I find something compelling about Bernd and Hilla Becher’s book, Typologies of Industrial Buildings. Juxtaposing numerous individual examples of industrial structures highlights their similarities and their differences. It also draws attention to often overlooked or ignored architecture, encouraging us to see design and aesthetic choices, to view these utilitarian structures as art. While each of their photographs, taken alone, is interesting, when taken together they are a sort of conceptual art, as well as a study in form.
Infrastructure #220621.1
The Bechers’ work lies behind my interest in otherwise overlooked infrastructure. Windmills, manhole covers, utility poles, high tension towers, bridge supports. These are all opportunities to focus on the mundane in an effort to find the interesting.
Infrastructure #220621.2
Manhole covers. Lots of people have found manhole covers interesting. Some people use manhole covers to make great prints. Other people have spent time photographing them. But what happens when we consider them in large numbers? Can we produce a typology of manhole covers? Sewer covers, storm drain covers, utility covers, and communications covers. In the process, can we see the traces of their histories? The imperfections, individual marks of fabrication, scars, and design quirks of individual foundries. Do they also reveal the history of industry, consolidation, and shipping?

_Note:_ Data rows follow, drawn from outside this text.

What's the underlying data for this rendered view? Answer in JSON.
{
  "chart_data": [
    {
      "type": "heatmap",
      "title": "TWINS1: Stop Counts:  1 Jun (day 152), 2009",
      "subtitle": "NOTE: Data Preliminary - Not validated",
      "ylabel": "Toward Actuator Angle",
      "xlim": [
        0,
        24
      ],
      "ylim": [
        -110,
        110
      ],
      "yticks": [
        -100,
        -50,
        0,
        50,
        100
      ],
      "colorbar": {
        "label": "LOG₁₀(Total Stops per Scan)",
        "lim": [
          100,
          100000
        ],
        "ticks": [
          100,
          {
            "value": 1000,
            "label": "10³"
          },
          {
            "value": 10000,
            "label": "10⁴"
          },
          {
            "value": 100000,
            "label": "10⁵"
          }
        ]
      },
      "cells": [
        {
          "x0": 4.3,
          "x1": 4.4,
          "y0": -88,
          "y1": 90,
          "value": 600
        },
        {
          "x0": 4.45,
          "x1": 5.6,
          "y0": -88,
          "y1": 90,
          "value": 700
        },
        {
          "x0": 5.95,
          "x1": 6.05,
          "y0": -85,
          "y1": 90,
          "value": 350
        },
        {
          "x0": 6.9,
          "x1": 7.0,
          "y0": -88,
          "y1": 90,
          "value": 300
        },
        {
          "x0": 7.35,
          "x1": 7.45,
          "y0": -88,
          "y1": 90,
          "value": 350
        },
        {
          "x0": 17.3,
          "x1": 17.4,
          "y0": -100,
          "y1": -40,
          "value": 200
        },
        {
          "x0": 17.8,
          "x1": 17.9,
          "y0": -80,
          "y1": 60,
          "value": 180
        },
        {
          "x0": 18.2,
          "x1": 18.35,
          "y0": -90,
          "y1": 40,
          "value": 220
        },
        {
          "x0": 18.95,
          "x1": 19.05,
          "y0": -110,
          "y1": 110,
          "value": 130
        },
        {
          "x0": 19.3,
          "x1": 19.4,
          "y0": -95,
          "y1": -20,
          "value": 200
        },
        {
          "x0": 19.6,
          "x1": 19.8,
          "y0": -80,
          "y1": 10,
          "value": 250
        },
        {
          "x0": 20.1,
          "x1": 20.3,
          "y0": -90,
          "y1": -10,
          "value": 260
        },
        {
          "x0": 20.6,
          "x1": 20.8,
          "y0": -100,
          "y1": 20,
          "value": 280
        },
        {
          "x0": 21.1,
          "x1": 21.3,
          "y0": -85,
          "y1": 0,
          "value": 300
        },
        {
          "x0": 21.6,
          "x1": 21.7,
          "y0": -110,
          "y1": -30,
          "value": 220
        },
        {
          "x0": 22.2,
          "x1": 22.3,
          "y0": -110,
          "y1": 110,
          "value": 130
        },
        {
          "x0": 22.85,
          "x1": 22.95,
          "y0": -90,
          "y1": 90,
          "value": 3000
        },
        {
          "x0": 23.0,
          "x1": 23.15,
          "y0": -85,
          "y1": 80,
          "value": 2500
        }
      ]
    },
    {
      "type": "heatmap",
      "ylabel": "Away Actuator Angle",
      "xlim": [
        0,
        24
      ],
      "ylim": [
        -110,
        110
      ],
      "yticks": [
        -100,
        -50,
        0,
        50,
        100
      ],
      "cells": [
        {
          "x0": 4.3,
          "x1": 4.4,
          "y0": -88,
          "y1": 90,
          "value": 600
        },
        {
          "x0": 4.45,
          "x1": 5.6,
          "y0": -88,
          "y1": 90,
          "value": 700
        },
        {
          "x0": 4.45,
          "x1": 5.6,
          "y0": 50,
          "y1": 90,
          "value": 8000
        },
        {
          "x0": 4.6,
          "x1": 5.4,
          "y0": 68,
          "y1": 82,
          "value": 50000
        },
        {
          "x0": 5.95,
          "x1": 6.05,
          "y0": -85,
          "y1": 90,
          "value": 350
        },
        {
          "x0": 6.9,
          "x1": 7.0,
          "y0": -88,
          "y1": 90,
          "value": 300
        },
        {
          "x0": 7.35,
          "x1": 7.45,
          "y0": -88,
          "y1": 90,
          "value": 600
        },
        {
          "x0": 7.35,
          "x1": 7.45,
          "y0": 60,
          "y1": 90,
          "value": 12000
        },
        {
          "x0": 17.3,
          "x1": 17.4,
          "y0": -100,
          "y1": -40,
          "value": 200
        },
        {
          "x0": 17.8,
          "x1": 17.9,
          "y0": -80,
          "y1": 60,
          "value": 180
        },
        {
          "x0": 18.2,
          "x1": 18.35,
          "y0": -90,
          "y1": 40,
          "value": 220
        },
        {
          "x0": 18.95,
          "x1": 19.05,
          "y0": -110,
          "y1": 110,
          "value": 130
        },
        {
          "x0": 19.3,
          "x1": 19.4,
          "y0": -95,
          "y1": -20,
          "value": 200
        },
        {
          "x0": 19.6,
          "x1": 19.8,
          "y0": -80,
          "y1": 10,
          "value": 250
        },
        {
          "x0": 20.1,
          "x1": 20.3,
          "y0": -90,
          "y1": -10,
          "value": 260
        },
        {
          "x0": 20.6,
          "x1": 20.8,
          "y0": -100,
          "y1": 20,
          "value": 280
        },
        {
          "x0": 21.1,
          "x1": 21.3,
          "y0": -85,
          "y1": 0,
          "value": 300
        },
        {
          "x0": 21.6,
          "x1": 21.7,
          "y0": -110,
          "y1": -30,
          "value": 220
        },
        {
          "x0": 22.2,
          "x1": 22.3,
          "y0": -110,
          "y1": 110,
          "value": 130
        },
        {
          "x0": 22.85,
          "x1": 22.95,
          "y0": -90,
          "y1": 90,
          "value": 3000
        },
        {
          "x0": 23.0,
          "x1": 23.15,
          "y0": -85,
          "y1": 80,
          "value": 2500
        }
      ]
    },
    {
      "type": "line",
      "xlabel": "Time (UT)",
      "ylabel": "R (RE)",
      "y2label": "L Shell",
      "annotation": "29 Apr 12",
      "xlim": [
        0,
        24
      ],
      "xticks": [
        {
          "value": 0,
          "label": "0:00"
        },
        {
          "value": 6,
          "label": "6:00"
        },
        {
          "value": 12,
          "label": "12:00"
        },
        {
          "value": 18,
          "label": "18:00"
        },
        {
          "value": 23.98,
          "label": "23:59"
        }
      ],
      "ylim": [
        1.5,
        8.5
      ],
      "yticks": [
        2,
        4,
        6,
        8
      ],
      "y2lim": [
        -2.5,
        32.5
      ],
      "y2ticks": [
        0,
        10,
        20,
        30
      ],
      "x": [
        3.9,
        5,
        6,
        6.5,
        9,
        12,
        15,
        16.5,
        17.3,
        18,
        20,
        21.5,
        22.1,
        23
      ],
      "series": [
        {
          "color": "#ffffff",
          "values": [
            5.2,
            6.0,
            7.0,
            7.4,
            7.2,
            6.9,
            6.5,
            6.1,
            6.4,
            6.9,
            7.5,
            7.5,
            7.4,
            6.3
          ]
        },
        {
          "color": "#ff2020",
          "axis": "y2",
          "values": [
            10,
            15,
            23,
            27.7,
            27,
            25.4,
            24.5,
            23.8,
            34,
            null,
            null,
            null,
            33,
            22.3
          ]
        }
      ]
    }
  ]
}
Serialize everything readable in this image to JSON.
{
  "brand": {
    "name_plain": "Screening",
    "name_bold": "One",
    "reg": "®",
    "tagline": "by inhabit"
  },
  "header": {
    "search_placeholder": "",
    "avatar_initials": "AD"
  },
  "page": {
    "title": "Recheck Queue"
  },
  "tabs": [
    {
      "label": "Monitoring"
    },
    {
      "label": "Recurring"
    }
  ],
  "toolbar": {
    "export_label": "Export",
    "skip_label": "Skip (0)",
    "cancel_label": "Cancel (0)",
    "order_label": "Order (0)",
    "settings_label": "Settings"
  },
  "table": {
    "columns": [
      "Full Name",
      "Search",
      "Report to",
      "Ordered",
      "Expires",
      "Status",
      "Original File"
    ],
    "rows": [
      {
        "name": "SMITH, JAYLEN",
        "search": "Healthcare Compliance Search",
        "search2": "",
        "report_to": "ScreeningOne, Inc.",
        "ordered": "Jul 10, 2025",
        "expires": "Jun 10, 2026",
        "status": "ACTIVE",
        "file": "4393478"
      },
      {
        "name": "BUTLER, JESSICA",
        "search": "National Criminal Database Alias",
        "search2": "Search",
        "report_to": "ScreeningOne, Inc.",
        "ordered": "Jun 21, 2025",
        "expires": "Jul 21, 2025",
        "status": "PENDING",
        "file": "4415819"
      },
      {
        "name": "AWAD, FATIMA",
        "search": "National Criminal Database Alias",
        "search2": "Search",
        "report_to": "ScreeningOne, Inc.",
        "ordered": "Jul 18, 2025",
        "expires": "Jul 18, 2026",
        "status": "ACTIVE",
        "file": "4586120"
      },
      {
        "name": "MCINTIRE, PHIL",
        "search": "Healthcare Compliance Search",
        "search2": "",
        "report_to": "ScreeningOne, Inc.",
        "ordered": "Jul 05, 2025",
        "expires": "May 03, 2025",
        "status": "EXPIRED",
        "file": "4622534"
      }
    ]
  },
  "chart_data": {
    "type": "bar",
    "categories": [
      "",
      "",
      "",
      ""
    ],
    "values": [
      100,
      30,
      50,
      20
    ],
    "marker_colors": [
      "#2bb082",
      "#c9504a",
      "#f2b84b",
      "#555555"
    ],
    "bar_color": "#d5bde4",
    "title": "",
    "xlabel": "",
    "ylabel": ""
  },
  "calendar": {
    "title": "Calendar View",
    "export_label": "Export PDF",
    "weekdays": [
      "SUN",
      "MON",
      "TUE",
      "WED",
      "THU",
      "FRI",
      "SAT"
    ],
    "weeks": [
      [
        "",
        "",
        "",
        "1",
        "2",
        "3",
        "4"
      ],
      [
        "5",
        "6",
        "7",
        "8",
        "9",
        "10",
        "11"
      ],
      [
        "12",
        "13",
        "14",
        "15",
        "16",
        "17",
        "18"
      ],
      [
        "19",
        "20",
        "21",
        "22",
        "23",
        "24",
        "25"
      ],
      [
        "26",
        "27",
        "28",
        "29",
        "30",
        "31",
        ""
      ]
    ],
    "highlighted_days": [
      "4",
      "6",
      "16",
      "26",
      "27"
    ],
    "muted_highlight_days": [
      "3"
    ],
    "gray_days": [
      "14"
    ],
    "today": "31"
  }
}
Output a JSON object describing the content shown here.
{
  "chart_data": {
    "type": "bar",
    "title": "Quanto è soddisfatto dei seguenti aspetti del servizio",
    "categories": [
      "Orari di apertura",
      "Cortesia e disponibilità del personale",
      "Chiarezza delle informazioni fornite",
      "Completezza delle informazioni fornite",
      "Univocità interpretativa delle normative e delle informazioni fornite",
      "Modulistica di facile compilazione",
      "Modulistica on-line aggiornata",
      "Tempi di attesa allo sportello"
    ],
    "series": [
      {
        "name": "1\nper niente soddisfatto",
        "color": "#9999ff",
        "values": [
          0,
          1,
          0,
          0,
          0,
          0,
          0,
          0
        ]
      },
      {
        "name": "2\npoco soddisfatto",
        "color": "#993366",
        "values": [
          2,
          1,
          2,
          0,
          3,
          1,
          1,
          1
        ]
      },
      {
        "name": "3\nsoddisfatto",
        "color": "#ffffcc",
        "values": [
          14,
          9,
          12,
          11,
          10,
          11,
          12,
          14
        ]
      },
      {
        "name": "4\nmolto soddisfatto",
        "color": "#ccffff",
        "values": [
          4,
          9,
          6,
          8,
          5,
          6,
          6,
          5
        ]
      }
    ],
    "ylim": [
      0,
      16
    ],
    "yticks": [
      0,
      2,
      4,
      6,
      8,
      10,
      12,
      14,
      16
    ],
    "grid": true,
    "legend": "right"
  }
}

Local foundry names giving way to larger, regional foundries, which are then replaced foundries in foreign countries.
Infrastructure #220621.3
I don’t know. Maybe there’s nothing here. But maybe there is.
The value, for me, in coming back again and again to similar subjects is finding what I do and do not like. Maybe in the process I improve my technique, but that’s less interesting to me than watching how my aesthetic sensibilities shift. I seem regularly to return to flowers.
Karl Ove Knausgård is suspicious of photographs, or any art really, that he likes for primarily aesthetic reasons. A profound Protestantism, he thinks, rejects anything that comes too easily, that doesn’t require effort and work. He worries that he must contemplate a photograph in order to discern its meaning and therefore its significance. Only such photographs that demand such reflection and analysis can be art. This assumption, whether explicitly linked to Protestantism or not, seems common amongst both photographers and people who talk about photography (and also seems to justify, at least in part, the ubiquitous “artist’s statement”). To be art, a photograph must contain but conceal some aspect of the photographer’s identity or philosophy. Often, photographs are mechanisms of self realization and self expression. They must have a real intention.
Today, amongst real photographers and connoisseurs of photography, few compliments are more damning than “beautiful.” Art, it seems, is not beautiful or even pretty, but is meaningful and revelatory. Art demands that we acquire the knowledge to appreciate it as art. Pretty pictures are dismissed as “calendar” or “hotel” art.
#220220.2: Study of Flowers 12
I find such an approach limiting and elitist. I am perfectly happy for some creative expression (art?) to have layers of meaning that the sufficiently prepared viewer can disentangle and appreciate. But I am unwilling to imply that only such creative expressions are art. Insofar as I care about other people seeing my work, I would rather thousands of hotel guests looked at one of my photographs as they walked through a lobby than a handful of visitors pondered one while they stood in a gallery. This photograph has no deeper meaning. It is merely a photograph of a flower that somebody found visually pleasing enough to hang in an office. That’s good enough for me.